4 dead, including 2 children, in Belgium train-minibus crash
A school minibus crossed a closed Belgian level crossing and was hit by a train, killing four people and putting rail safety under fresh scrutiny.

A train hit a school minibus at a closed railway crossing in Buggenhout, East Flanders, killing four people, including two children, and injuring five more children in one of Belgium’s worst rail crashes. The collision at the Vierhuizen level crossing exposed the central question now facing investigators: why a vehicle carrying children was still on the tracks when the barriers were down and the red light was on.
The minibus was carrying nine people, a driver, an attendant and seven children, most of them secondary-school age, when it was struck during the morning rush hour near Buggenhout, about 30 kilometers northwest of Brussels. The train was estimated to be traveling at about 120 kph as it approached the crossing, and a security camera showed the minibus still moving at the moment of impact. Infrabel said the crossing was functioning correctly, while the train driver applied the emergency brake but could not stop in time.
The dead included the 49-year-old driver, a 27-year-old attendant and two children aged 12 and 15. Five other children were hurt, and emergency workers had to move the van after the collision. The children were being transported to Richtpunt Campus Buggenhout, a school for special-needs children, making the crash especially painful for families already relying on organized transport to get their children to class safely.
The wreck has already pushed the focus beyond the immediate loss and toward the system meant to prevent it. If the barrier was lowered and the signal was red, investigators will need to examine whether the failure lay in driver judgment, visibility, road design or how school transport is routed through railway intersections. Local officials called it the worst accident ever at a Belgian level crossing, and the country’s railway network, dense with road crossings, is likely to face renewed pressure for stronger protection where children are regularly transported.
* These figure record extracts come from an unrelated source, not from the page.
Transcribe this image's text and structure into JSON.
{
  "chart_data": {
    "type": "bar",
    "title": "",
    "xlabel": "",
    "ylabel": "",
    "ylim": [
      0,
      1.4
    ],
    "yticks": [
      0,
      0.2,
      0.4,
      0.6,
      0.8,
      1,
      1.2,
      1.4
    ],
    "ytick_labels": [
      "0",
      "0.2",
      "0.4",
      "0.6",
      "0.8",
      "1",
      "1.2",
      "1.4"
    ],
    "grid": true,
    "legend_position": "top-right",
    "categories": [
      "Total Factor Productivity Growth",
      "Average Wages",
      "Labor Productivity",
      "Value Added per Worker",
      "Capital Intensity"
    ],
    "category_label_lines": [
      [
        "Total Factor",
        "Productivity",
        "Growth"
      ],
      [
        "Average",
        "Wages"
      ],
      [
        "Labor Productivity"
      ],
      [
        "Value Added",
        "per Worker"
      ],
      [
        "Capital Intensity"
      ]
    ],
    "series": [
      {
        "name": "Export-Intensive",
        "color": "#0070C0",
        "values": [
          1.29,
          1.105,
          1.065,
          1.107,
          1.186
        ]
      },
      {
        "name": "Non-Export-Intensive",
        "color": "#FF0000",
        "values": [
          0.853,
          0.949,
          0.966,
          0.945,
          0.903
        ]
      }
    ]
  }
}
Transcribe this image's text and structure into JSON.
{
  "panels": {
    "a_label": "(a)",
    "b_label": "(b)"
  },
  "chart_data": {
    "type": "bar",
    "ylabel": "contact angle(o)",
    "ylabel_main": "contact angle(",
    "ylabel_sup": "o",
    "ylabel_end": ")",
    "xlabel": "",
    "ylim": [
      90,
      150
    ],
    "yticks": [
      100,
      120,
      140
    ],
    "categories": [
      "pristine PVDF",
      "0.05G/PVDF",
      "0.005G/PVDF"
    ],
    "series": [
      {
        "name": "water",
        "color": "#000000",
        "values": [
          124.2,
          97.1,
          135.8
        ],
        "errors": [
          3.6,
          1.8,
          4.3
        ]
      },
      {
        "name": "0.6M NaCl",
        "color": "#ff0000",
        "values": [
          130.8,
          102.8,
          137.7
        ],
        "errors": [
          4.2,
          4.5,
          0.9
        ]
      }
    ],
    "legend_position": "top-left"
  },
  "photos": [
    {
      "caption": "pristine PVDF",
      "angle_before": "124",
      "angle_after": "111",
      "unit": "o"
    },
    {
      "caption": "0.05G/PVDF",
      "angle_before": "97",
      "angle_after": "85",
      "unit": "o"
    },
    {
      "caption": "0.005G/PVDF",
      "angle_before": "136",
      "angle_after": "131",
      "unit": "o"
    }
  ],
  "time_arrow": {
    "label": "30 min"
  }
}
Buggenhout’s local council opened a helpline at 0800 99 110 for questions about the accident as the town entered mourning. Belgian Prime Minister Bart De Wever, Deputy Prime Minister Maxime Prévot, mobility minister Jean-Luc Crucke and interior minister Bernard Quintin all expressed condolences, and European Commission President Ursula von der Leyen also sent sympathy to the families. The crash has become a grim test of whether Belgium and the wider European transport system can do more to protect school traffic at rail crossings before another routine journey turns fatal.